Yes I think you can. We didnt bother there but used the bike to go up the road to Ascona in Switzerland from Cannobio in ITaly. Ascona is lovely.

If you get to Lake Como there are loads of ferries there and a trip to Bellagio is a must. The ferry timetables are beyond comprehension. There is quite a funny story about them in our blog and how we managed to hijack the presidential motorcade when looking for the campsite in Menaggio!


----------



## bermbasher (Mar 11, 2011)

*Italy*

Hi 
We had a month in Italy last year, left uk on the 26th August returned end of sept, it was unbelievable, first time there totally amazing, we never booked a site, had a bit of a plan, we went down through Switzerland,started of at camping parisi on lake maggiore, right on the lake, lovely town Baveno you can walk into. Eventually got to Garda plan was to get to Venice!

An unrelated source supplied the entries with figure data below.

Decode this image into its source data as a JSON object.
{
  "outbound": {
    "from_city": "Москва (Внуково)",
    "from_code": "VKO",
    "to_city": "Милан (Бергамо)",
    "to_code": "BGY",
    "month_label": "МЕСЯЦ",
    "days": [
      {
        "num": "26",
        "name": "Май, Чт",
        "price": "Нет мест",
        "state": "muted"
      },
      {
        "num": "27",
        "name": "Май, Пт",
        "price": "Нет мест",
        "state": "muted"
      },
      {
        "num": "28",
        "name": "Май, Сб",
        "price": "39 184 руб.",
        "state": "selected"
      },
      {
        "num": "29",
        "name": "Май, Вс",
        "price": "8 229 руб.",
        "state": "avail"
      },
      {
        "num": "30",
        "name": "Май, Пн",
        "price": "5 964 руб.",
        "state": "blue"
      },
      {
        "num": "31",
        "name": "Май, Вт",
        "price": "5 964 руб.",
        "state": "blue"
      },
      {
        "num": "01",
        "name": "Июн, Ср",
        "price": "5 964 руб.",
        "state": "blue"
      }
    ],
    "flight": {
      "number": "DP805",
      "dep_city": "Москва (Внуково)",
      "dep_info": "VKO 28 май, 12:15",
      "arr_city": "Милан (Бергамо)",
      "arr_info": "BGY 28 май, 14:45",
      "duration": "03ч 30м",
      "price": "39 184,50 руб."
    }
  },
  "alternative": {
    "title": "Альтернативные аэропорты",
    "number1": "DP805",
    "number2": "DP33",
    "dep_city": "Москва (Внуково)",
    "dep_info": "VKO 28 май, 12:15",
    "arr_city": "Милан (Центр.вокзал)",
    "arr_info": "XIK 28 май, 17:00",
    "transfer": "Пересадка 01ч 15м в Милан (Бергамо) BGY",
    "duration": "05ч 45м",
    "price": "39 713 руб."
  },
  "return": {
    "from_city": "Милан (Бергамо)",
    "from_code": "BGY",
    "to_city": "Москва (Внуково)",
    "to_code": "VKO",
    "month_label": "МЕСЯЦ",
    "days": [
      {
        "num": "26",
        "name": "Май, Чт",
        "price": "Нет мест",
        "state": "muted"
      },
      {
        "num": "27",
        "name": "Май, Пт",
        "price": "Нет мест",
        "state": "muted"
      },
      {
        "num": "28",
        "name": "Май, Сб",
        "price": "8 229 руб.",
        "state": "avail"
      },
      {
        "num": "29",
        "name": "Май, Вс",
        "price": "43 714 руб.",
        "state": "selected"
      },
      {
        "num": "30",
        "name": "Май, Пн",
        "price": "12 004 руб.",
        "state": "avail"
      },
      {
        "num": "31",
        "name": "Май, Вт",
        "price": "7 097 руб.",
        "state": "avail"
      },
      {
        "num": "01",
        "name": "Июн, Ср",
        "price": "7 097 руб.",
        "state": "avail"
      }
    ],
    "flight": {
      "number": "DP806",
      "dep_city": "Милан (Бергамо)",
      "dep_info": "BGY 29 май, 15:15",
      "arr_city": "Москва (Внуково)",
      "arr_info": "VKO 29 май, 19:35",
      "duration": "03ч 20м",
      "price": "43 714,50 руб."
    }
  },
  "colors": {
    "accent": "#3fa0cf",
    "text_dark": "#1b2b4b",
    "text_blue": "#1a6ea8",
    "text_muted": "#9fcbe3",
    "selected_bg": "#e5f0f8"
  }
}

Never made it but will next time, it was all just so beautiful we couldn't make ourselves move on, the water, sunshine, was all to much for us, so headed slowly home via lake orta, again lovely,
All this and we never paid more than €15 a night thanks to acsi.
Heade home via the French alps stopping of at bourg de oisans and Beaune.
So go for it you'll love it don't be surprised though if you don't do all you planned

Enjoy


----------



## chickann (Sep 17, 2010)

*Head Spinnin Even More Now*

have been looking at all the different routes to take getting to Italy. OMG am really confused now, have found these
from disneyland paris-troyes-besancon-bern-simplon pass on a train? not sure if we are to big to go on that though, we are 3.5tn but cant find anything about height restrictions then onto lake orta.
or
troyes-dijon-lausanne-simplon pass driving-lake orta
and was thinking of returning from lake maggiore-turin-susa pass and then make our way up through france.
any advise would be great. would be nice to avoid certain tolls and expensive tunnel prices

many thanks

ann


----------



## Steveboy (Jun 1, 2011)

*Here N There*

driving overnight....12 days......loads of far apart places ..... recipe for disaster or divorce in my opinion. Slow down a bit..... pick one place you really want to see....SEE it .... have maybe 2 other places as back up if number one place has'nt slowed the mind down enough.


----------



## barryd (May 9, 2008)

Simplon pass is more than big enough for a motorhome. Plenty of wagons go up it. Good wide road, just remember to use your gears on the way down as much as possible as our brakes did fade coming down in 2009.


----------